There moves the storm, the transforming one,
and runs through the woods and through the age,
changing it all to look ageless and young:
the landscape appears like the verse of a psalm,
so earnest, eternal, and strong.
How small is what we contend with and fight;
how great what contends with us;
if only we mirrored the moves of the things
and acquiesced to the force of the storm,
we, too, could be ageless and strong.
For what we can conquer is only the small,
and winning itself turns us into dwarfs;
but the everlasting and truly important
will never be conquered by us.
It is the angel who made himself known
to the wrestlers of the Old Testament:
for whenever he saw his opponents propose
to test their iron-clad muscle strength,
he touched them like strings of an instrument
and played their low-sounding chords.
Whoever submits to this angel,
whoever refuses to fight the fight,
comes out walking straight and great and upright,
and the hand once rigid and hard
shapes around as a gently curved guard.
No longer is winning a tempting bait.
One's progress is to be conquered, instead,
by the ever mightier one.
(Translated by Annemarie Kidder.)
In recent years many critics have come to admire Rainer Maria Rilke (4 December 1875 in Prague, Austria-Hungary – 29 December 1926 in Valmont (Switzerland)) as the German language's greatest poet of the 20th century.

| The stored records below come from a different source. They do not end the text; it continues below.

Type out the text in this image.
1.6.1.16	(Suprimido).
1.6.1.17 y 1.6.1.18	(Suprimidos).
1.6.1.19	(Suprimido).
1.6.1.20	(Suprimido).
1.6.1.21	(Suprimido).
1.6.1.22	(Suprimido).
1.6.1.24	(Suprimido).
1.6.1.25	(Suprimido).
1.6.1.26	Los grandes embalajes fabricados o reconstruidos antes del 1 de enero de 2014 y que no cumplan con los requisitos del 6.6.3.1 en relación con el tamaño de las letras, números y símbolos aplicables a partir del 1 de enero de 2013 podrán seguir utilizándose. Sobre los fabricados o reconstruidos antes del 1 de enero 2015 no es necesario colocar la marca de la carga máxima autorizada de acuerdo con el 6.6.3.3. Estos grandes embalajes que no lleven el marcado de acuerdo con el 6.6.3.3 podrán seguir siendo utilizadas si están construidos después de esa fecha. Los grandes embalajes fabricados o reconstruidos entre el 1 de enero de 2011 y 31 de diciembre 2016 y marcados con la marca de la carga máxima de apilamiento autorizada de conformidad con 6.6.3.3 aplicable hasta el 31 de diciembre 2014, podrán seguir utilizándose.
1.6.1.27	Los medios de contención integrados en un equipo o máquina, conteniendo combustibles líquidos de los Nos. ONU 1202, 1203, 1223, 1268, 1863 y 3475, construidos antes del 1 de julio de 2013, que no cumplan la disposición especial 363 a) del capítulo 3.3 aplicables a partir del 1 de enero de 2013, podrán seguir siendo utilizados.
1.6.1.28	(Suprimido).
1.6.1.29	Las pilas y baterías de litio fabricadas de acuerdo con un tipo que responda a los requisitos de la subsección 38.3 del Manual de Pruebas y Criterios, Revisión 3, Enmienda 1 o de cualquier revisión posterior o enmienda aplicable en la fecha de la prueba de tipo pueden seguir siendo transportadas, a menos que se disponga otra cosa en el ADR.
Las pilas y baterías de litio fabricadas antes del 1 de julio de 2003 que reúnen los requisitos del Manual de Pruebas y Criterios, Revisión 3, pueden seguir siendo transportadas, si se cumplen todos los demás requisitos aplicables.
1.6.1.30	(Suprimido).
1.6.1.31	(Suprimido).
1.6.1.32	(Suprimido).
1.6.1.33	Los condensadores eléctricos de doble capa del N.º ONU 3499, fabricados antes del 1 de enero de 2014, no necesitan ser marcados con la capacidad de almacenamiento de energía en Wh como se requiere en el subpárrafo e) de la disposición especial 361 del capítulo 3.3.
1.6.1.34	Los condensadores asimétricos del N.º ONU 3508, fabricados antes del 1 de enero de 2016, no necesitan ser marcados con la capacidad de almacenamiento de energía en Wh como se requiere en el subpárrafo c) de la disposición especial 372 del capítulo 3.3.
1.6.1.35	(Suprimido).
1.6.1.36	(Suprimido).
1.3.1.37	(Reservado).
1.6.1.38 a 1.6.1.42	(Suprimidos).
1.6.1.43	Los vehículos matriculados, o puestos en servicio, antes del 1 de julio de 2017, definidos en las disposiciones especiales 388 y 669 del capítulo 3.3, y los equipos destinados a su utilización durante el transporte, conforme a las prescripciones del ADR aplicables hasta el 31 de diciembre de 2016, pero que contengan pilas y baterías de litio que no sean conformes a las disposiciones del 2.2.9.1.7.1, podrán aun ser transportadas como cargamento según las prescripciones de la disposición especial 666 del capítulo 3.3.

After he died of leukemia at the age of 51, the critical edition of his collected works in German eventually filled 12 volumes. Rilke grew up in an unhappy home, including a brief stint in a military academy. From very early he always knew that his life was meant for literature, poetry, and writing. His mother was zealously Catholic and outwardly pious, both of which backfired on Rilke who rejected such displays as "grotesque and meaningless." Instead, Rilke cultivated an "inward piety" that in his poetry explored the problems and possibilities of religious faith in an age of unbelief and personal anxiety. "A frequent theme," Annemarie Kidder remarks, "is the human heart's insatiable longing for the transcendent, the divine," which for Rilke expressed itself in religious proclivities that were decidedly unorthodox.